Fur Act 1337
- Parliament of England
- Long title: Who only may wear fur.
- Citation: 11 Edw. 3. c. 4
- Territorial extent: England and Wales; Ireland;

Dates
- Royal assent: 1337
- Commencement: 27 September 1337
- Repealed: England and Wales: 28 July 1863; Ireland: 10 August 1872;

Other legislation
- Amended by: Continuance, etc. of Laws Act 1603;
- Repealed by: England and Wales: Statute Law Revision Act 1863; Ireland: Statute Law (Ireland) Revision Act 1872;

Status: Repealed

Text of statute as originally enacted

= Fur Act 1337 =

Act of the Parliament of England

The Fur Act 1337 (11 Edw. 3. c. 4) was an act of the Parliament of England passed during the reign of Edward III that limited the class of people who might wear fur to earls, barons, knights, prelates of the Church of England, and those who expended one hundred pounds at least by the year.

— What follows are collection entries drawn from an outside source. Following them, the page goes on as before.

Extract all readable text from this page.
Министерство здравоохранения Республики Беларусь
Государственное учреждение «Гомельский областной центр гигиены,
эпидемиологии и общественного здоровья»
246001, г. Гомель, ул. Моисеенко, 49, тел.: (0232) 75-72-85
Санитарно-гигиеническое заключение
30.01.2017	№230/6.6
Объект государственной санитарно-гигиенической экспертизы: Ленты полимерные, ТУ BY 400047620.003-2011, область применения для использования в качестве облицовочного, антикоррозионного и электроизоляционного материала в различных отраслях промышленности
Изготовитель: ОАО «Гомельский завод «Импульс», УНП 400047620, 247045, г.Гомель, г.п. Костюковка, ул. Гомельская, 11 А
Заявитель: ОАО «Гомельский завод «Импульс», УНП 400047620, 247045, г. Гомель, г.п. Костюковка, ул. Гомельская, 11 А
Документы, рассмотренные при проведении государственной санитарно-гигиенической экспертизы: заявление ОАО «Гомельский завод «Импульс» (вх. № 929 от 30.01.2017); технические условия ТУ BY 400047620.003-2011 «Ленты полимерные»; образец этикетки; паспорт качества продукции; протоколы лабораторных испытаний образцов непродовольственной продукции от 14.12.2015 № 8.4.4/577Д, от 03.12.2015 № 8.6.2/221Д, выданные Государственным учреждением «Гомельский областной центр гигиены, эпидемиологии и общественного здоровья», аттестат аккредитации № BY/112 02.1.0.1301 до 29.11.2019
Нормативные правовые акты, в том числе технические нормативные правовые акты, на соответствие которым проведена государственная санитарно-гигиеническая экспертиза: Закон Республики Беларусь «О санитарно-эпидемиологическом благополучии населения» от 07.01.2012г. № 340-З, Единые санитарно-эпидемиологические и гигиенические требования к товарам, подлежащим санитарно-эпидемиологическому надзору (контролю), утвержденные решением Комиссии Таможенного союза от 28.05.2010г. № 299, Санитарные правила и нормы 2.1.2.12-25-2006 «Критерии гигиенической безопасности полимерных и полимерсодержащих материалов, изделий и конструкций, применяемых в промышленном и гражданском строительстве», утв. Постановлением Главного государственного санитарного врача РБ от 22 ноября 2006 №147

== Subsequent developments ==
The act was extended to Ireland by Poynings' Law 1495 (10 Hen. 7. c. 22 (I)).

The act was repealed in general terms, alongside "all other acts hereto made concerning Apparell", for England and Wales by section 7 of the Continuance, etc. of Laws Act 1603 (1 Jas. 1. c. 25).

The whole act was repealed for England and Wales by section 1 of, and the schedule to, the Statute Law Revision Act 1863 (26 & 27 Vict. c. 125), which came into force on 28 July 1863.

The whole act was repealed for Ireland by section 1 of, and the schedule to, the Statute Law (Ireland) Revision Act 1872 (35 & 36 Vict. c. 98), which came into force on 10 August 1872.